Marie’s Pantry

Marie Cathillon raised five children on the farm in Le Petit-Courty. I imagine Marie’s Pantry stocked with wild and cultivated herbs used for cleaning and seasoning. Long before chemicals, eco-friendly housekeeping was the only alternative.

The characters Francisca, Marie, and even Aunt Agnes are loosely based on my family and my experiences. In this picture, my mother’s family is making apple butter in an outside pot on her family farm in rural Western Pennsylvania, just as I envisioned the cooks making things in Marie’s pantry in Le Petit-Courty during the Renaissance.

Making Apple Butter for Marie’s Pantry

 

Marie's Pantry eco-friendly housekeeping
My mother’s family making apple butter on her farm in rural Western Pennsylvania.
Photo courtesy of Teri Meier

Every autumn, when I was a kid in Western Pennsylvania, when the leaves changed and the air grew crisp, our family gathered for the long-standing tradition of making apple butter. It was more than a chore—it was a two-day celebration. I don’t remember all of the work. I do remember occasionally sneaking an apple slice or two, the camaraderie, the smell of the cooking apples, and scraping out the big pot of the sticky, dried-on apple butter after all the work was done. 

The first day, we’d start peeling and coring bushels of apples. After cooking, I was allowed to help run the apples through the sieve to make sauce, which would be poured into a big wooden barrel, and we were done for the night.

The next day, Grandpap would tend the fire under the copper kettle. Once the sauce, sugar, and cinnamon were added to the pot, my aunts would stir the mixture constantly with a long wooden paddle as the apples simmered down into a dark, delicious spread. The day stretched on with Grandma fluttering about, making lunch, cleaning up the sauce, and preparing the jars, and Grandpap adding another log to the fire, smoking his pipe, and telling stories.

By the time the sun dipped behind the hills, our clothes smelled like smoke and cinnamon, and the apple butter was thick and glistening. We’d fill jar after jar, sealing in the warmth of the day.

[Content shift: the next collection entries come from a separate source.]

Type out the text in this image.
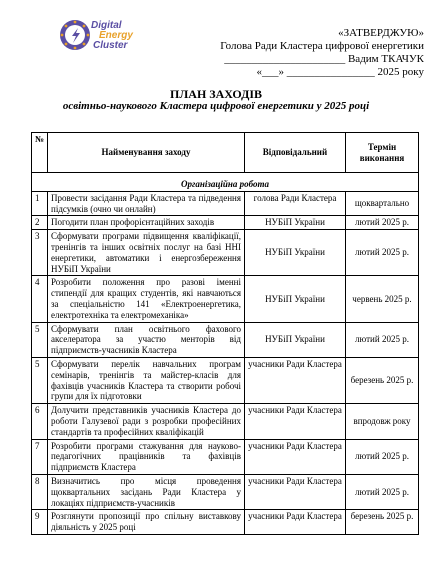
Digital
Energy
Cluster
«ЗАТВЕРДЖУЮ»
Голова Ради Кластера цифрової енергетики
______________________ Вадим ТКАЧУК
«___» ________________ 2025 року
ПЛАН ЗАХОДІВ
освітньо-наукового Кластера цифрової енергетики у 2025 році
№	Найменування заходу	Відповідальний	Термін виконання
Організаційна робота			
1	Провести засідання Ради Кластера та підведення підсумків (очно чи онлайн)	голова Ради Кластера	щоквартально
2	Погодити план профорієнтаційних заходів	НУБіП України	лютий 2025 р.
3	Сформувати програми підвищення кваліфікації, тренінгів та інших освітніх послуг на базі ННІ енергетики, автоматики і енергозбереження НУБіП України	НУБіП України	лютий 2025 р.
4	Розробити положення про разові іменні стипендії для кращих студентів, які навчаються за спеціальністю 141 «Електроенергетика, електротехніка та електромеханіка»	НУБіП України	червень 2025 р.
5	Сформувати план освітнього фахового акселератора за участю менторів від підприємств-учасників Кластера	НУБіП України	лютий 2025 р.
5	Сформувати перелік навчальних програм семінарів, тренінгів та майстер-класів для фахівців учасників Кластера та створити робочі групи для їх підготовки	учасники Ради Кластера	березень 2025 р.
6	Долучити представників учасників Кластера до роботи Галузевої ради з розробки професійних стандартів та професійних кваліфікацій	учасники Ради Кластера	впродовж року
7	Розробити програми стажування для науково-педагогічних працівників та фахівців підприємств Кластера	учасники Ради Кластера	лютий 2025 р.
8	Визначитись про місця проведення щоквартальних засідань Ради Кластера у локаціях підприємств-учасників	учасники Ради Кластера	лютий 2025 р.
9	Розглянути пропозиції про спільну виставкову діяльність у 2025 році	учасники Ради Кластера	березень 2025 р.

Then came the reward: warm bread slathered with fresh apple butter and eaten on a piece of crusty bread with a bowl of soup on a cold winter day.

It always felt like more than food—it was memory, love, and effort you could taste. That yearly ritual connected us to each other, to the land, and to all the generations who had stirred that same kettle before us. 

The memories featured in Marie’s Pantry are the vision I tried to recreate in Le Petit-Courty, as featured in the book From the Drop of Heaven.